On “Salute to Gaza” we hear familiar Palestinian traditional songs accompanied by oud, nay (flute), khanoon (table harp), double bass and percussion. Suhail Khoury has also written a completely new song, a tribute to Gaza and the people who live there. The songs, accompanied by a large string and woodwind ensemble, have been arranged by Kjetil Bjerkestrand. All the musicians and singers in the choir are students in the Edward Said National Conservatory of Music (ESNCM), which has departments in four locations in the Palestine territories: Ramallah, Jerusalem, Bethlehem and Gaza. Recording of the instruments was mostly done in the ESNCM studio in Ramallah, which has a collaborative agreement with KKV. The choir and soloists were recorded in a modern studio in Gaza. The equipment in the studio was smuggled through tunnels from Egypt before they were closed and destroyed two years ago.
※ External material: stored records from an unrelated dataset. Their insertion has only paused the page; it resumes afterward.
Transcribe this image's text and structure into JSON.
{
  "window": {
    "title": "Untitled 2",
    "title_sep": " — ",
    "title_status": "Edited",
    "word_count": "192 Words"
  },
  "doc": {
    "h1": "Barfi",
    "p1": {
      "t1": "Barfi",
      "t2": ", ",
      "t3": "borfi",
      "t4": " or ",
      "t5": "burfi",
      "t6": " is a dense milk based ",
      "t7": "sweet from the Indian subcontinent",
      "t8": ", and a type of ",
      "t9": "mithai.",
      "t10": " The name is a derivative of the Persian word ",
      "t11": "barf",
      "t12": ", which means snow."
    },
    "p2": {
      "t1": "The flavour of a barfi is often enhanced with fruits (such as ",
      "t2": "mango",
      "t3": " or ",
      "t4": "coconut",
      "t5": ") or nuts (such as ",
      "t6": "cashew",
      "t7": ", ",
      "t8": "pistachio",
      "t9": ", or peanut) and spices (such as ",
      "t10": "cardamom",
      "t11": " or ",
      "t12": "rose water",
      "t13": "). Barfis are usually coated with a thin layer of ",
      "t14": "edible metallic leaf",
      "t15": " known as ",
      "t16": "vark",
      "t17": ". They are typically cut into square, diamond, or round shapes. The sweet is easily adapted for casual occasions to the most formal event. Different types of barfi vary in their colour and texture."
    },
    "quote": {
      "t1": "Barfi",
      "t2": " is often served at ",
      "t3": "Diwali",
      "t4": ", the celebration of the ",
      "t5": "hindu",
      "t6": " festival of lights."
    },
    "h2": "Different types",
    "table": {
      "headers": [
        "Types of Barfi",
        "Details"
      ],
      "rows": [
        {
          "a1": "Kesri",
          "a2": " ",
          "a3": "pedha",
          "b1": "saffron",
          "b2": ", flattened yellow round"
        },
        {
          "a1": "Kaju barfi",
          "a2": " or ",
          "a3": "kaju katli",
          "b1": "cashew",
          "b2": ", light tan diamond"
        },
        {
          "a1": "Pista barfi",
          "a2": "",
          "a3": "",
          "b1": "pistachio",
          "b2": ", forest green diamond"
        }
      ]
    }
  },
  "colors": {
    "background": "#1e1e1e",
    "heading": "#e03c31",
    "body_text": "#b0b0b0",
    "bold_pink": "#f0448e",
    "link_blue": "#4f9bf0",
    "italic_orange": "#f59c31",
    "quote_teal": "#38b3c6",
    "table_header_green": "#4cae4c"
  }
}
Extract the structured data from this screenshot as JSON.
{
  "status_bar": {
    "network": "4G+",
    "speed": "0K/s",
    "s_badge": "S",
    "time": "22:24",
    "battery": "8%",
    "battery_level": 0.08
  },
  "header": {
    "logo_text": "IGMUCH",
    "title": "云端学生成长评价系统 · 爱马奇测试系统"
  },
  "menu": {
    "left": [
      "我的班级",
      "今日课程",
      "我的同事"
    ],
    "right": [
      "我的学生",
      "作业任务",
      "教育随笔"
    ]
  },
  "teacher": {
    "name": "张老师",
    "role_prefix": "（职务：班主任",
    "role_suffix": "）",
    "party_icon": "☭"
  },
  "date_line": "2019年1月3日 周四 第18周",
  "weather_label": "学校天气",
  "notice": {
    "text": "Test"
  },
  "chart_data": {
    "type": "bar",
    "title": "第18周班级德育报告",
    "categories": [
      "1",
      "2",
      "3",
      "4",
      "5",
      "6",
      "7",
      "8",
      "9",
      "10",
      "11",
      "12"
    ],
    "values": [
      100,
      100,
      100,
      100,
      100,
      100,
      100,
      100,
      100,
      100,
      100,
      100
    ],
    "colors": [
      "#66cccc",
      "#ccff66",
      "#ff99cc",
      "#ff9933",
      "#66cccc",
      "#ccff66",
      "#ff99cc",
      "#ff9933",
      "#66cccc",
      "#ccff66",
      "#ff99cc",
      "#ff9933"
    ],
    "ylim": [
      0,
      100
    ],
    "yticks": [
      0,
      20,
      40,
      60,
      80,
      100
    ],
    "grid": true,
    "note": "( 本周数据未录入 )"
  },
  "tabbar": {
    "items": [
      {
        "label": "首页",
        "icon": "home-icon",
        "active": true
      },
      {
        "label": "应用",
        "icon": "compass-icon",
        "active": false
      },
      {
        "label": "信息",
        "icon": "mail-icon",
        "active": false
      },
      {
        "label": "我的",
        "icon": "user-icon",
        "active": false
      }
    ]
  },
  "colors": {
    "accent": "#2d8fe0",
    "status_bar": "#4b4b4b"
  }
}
The album is released by KKV and produced by Erik Hillestad. He and the sound recordist Martin Abrahamsen had to wait a year before the Israelis granted an entry permit to Gaza in January 2016, after three applications. The album, funded by the Norwegian Ministry of Foreign Affairs, has a richly designed cover by the Lebanese artist Tania Saleh, who is also one of KKV’s artists.